The 114 plans have declared themselves to be in "critical and declining" status, a category created by the Multiemployer Pension Reform Act of 2014 to alert regulators to plans in worsening financial condition that expect to fail within 20 years. The 114 plans have total assets of $43.5 billion and liabilities of $79.9 billion, and represent 1.3 million participants.
Of the $36.4 billion in underfunding for all 114 plans, 62.6% comes from three plans: Teamsters Central States, Southeast & Southwest Areas Pension Fund, the Bakery & Confectionery Union and Industry International Pension Fund, and the United Mine Workers of America 1974 Pension Plan. The three plans together have $22.8 billion in unfunded liability and cover 603,000 participants.
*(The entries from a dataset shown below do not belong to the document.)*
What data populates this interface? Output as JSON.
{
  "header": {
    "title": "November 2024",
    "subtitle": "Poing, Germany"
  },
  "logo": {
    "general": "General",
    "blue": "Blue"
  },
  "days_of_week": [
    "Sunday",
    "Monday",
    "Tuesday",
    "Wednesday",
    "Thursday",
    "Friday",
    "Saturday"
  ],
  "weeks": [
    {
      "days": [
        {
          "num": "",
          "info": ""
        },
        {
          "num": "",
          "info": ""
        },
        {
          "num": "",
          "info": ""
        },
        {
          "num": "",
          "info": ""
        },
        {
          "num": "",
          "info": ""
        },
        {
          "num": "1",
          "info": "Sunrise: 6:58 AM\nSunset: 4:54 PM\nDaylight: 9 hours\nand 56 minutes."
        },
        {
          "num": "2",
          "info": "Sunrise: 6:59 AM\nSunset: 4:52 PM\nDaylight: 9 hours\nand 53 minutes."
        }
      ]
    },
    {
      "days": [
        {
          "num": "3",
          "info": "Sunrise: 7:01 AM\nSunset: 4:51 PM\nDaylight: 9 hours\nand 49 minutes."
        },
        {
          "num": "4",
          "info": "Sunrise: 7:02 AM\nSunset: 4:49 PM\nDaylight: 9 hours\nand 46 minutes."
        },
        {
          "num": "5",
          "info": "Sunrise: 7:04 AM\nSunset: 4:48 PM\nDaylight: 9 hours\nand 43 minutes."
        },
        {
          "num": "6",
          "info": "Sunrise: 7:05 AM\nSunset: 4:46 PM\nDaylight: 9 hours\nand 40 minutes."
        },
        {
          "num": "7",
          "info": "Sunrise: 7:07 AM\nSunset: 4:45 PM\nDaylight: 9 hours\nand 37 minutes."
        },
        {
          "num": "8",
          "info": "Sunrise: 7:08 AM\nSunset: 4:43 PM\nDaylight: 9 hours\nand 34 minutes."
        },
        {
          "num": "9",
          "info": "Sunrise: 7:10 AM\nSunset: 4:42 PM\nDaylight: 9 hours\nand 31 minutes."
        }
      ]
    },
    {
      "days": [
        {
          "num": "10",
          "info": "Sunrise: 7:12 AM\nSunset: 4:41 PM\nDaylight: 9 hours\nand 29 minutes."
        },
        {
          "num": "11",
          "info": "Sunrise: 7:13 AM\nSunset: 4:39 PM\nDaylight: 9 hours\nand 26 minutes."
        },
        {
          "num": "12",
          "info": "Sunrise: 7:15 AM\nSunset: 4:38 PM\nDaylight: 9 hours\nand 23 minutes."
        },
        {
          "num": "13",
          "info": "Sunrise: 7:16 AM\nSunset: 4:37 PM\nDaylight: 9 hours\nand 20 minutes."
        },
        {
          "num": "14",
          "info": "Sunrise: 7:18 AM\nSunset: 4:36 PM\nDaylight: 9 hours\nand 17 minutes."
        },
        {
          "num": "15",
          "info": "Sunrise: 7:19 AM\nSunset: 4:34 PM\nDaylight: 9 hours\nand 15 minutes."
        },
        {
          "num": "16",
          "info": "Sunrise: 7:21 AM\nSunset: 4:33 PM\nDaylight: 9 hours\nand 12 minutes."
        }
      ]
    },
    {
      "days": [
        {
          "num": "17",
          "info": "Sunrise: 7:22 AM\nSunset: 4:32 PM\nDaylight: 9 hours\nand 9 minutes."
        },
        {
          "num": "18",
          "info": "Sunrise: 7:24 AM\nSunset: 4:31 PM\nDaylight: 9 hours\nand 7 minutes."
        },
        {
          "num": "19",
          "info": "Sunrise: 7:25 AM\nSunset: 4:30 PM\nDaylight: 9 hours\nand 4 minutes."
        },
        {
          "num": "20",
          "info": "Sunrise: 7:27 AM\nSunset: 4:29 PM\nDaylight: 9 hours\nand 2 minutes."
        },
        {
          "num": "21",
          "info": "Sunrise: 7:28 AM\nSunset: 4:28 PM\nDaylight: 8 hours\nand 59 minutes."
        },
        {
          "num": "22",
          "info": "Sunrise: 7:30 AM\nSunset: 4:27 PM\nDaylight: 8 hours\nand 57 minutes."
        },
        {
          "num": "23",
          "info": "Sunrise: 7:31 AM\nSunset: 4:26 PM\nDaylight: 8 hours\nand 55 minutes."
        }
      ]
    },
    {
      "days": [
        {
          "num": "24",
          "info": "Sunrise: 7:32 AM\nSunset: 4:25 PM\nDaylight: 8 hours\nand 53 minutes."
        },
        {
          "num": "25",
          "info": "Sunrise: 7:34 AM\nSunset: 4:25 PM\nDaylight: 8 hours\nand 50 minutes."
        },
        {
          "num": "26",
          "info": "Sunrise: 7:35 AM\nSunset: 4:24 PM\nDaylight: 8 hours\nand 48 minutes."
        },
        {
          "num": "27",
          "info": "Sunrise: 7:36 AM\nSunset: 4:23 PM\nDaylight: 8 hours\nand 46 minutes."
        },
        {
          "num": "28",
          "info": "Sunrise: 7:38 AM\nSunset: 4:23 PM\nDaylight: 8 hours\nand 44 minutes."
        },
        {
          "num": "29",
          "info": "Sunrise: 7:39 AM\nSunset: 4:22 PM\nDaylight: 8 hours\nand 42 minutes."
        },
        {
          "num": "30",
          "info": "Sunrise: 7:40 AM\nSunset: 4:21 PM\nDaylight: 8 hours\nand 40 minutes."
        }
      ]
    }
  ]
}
Cheiron analysts looked at the latest annual financial reports filed by multiemployer pension plans with regulators showing the total universe, which covers filings for plan year 2015.
"It is the first real glimpse of how big the problem is. We are just trying to get a good picture of what we are up against," said Joshua Davis, a Cheiron principal consulting actuary who did the analysis.
Mr. Davis noted in an interview that 1,200 multiemployer pension funds are in better shape, and some of their trustees are "trying to put in procedures to make sure they never become part of the 114. A lot of plans are going to be around for a very long time," he said.
In addition to the 114 critical and declining plans, another 53 multiemployer pension funds are in even worse shape, because all contributing employers have withdrawn, which means the Pension Benefit Guaranty Corp. will have to step in with financial assistance, which it currently provides to 72 multiemployer plans.
"I think you're looking at over 200 plans, if nothing is done," Mr. Davis said.
A further risk comes from premium increases included in MPRA to help the PBGC with its own financial crisis, if they wind up hurting healthy plans and local economies all across the country, he warned. "If you do try to solve this just by premiums, it's going to hurt everyone," he said.